Objective: To give an insight into the structural and methodological approaches used in published decision-analytic models evaluating interventions in Parkinson's disease (PD) and to derive recommendations for future comprehensive PD decision models.
Methods: A systematic literature review was performed to identify studies that evaluated PD interventions using mathematical decision models. Using a standardized assessment form, information on the study design, methodological framework, and data sources was extracted from each publication and systematically reported. Strengths and limitations were assessed.
Results: We identified eight studies that used mathematical models to evaluate different pharmaceutical (n = 7) and surgical (n = 1) treatment options in PD. All models included economic evaluations. Modeling approaches comprised mathematical equations, decision trees, and Markov models with a time horizon ranging from 5 years to lifetime. All based progression on the evolution of clinical surrogate endpoints. Treatment effects were either modeled via reduction of symptomatic progression and/or initial symptomatic improvement or via reduction of adverse effect rates. No model is currently available that encompasses both the underlying biologic disease progression and the spectrum of all relevant complications and also links them to patient preferences and economic outcomes.
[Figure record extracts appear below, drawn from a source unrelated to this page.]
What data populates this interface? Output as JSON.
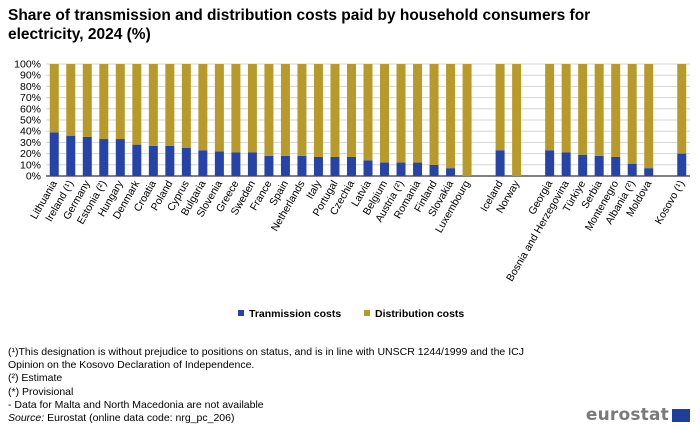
{
  "title": "Share of transmission and distribution costs paid by household consumers for electricity, 2024 (%)",
  "chart_data": {
    "type": "bar",
    "stacked": true,
    "percent_stacked": true,
    "categories": [
      "Lithuania",
      "Ireland (¹)",
      "Germany",
      "Estonia (²)",
      "Hungary",
      "Denmark",
      "Croatia",
      "Poland",
      "Cyprus",
      "Bulgaria",
      "Slovenia",
      "Greece",
      "Sweden",
      "France",
      "Spain",
      "Netherlands",
      "Italy",
      "Portugal",
      "Czechia",
      "Latvia",
      "Belgium",
      "Austria (²)",
      "Romania",
      "Finland",
      "Slovakia",
      "Luxembourg",
      "",
      "Iceland",
      "Norway",
      "",
      "Georgia",
      "Bosnia and Herzegovina",
      "Türkiye",
      "Serbia",
      "Montenegro",
      "Albania (²)",
      "Moldova",
      "",
      "Kosovo (¹)"
    ],
    "series": [
      {
        "name": "Tranmission costs",
        "color": "#2644a8",
        "values": [
          39,
          36,
          35,
          33,
          33,
          28,
          27,
          27,
          25,
          23,
          22,
          21,
          21,
          18,
          18,
          18,
          17,
          17,
          17,
          14,
          12,
          12,
          12,
          10,
          7,
          0,
          null,
          23,
          0,
          null,
          23,
          21,
          19,
          18,
          17,
          11,
          7,
          null,
          20
        ]
      },
      {
        "name": "Distribution costs",
        "color": "#b89a2b",
        "values": [
          61,
          64,
          65,
          67,
          67,
          72,
          73,
          73,
          75,
          77,
          78,
          79,
          79,
          82,
          82,
          82,
          83,
          83,
          83,
          86,
          88,
          88,
          88,
          90,
          93,
          100,
          null,
          77,
          100,
          null,
          77,
          79,
          81,
          82,
          83,
          89,
          93,
          null,
          80
        ]
      }
    ],
    "ylim": [
      0,
      100
    ],
    "yticks": [
      "0%",
      "10%",
      "20%",
      "30%",
      "40%",
      "50%",
      "60%",
      "70%",
      "80%",
      "90%",
      "100%"
    ],
    "grid": true,
    "legend": "bottom"
  },
  "notes": [
    "(¹)This designation is without prejudice to positions on status, and is in line with UNSCR 1244/1999 and the ICJ",
    "Opinion on the Kosovo Declaration of Independence.",
    "(²) Estimate",
    "(*) Provisional",
    "- Data for Malta and North Macedonia are not available"
  ],
  "source": {
    "label": "Source:",
    "text": " Eurostat (online data code: nrg_pc_206)"
  },
  "logo": "eurostat"
}
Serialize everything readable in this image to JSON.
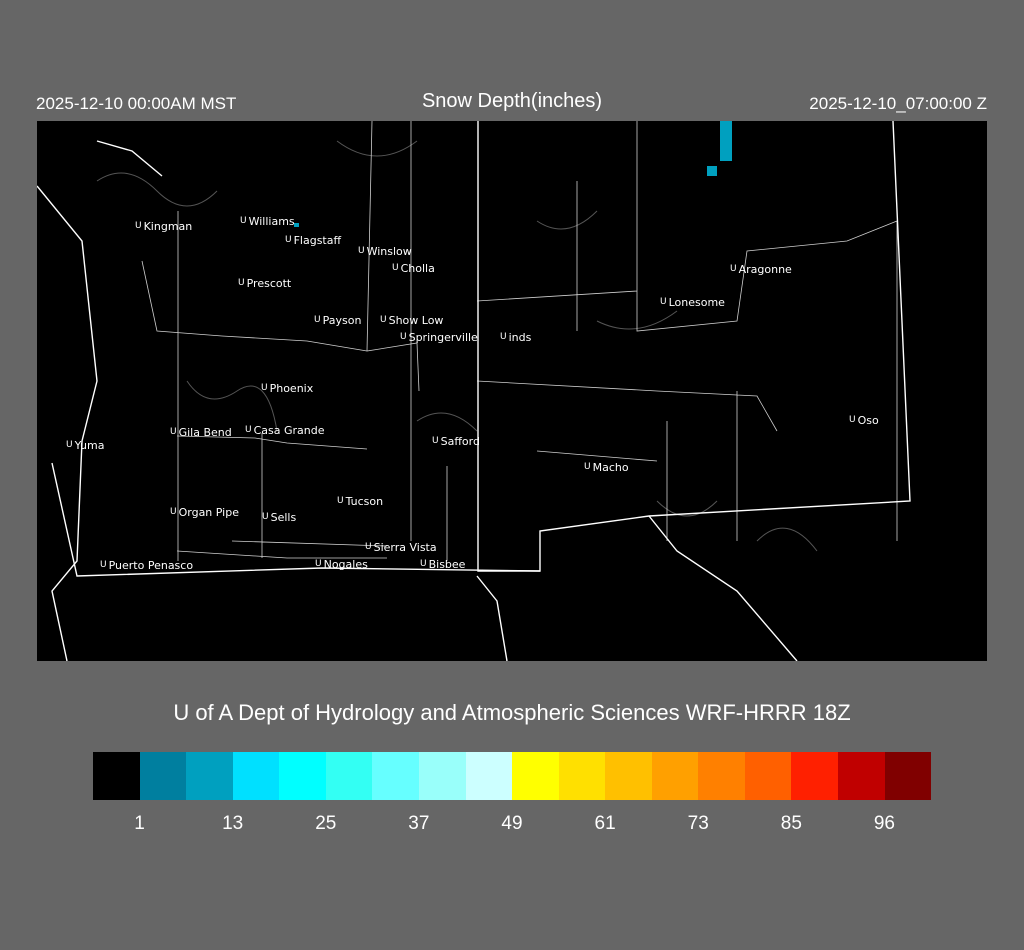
{
  "header": {
    "local_time": "2025-12-10 00:00AM MST",
    "title": "Snow Depth(inches)",
    "valid_time": "2025-12-10_07:00:00 Z"
  },
  "map": {
    "snow_color": "#00a0bf",
    "cities": [
      "Kingman",
      "Williams",
      "Flagstaff",
      "Winslow",
      "Cholla",
      "Prescott",
      "Payson",
      "Show Low",
      "Springerville",
      "inds",
      "Phoenix",
      "Gila Bend",
      "Casa Grande",
      "Yuma",
      "Safford",
      "Tucson",
      "Organ Pipe",
      "Sells",
      "Sierra Vista",
      "Nogales",
      "Bisbee",
      "Puerto Penasco",
      "Macho",
      "Lonesome",
      "Aragonne",
      "Oso"
    ],
    "marker_glyph": "U"
  },
  "footer": {
    "credit": "U of A Dept of Hydrology and Atmospheric Sciences WRF-HRRR 18Z"
  },
  "colorbar": {
    "colors": [
      "#000000",
      "#007f9f",
      "#00a0bf",
      "#00e0ff",
      "#00ffff",
      "#33fff3",
      "#66ffff",
      "#99fffa",
      "#ccffff",
      "#ffff00",
      "#ffe000",
      "#ffc000",
      "#ffa000",
      "#ff8000",
      "#ff6000",
      "#ff2000",
      "#c00000",
      "#800000"
    ],
    "ticks": [
      "1",
      "13",
      "25",
      "37",
      "49",
      "61",
      "73",
      "85",
      "96"
    ]
  }
}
Conclusions: Models have been successfully applied to evaluate PD treatments. However, currently available models have substantial limitations. We recommend that a comprehensive, generic, and flexible decision model for PD that can be applied to different treatment strategies should consider a large spectrum of clinically relevant outcomes and complications of the disease during a sufficiently long time horizon, include PD-specific mortality, systematically evaluate uncertainty including heterogeneity effects, and should be validated by independent data or other models. Approaches to model treatment effects included reduction of symptomatic progression, initial symptomatic improvement, or reduction of adverse effects. We believe that structural bias could be avoided if underlying disease progression and treatment effects on symptoms are modeled separately.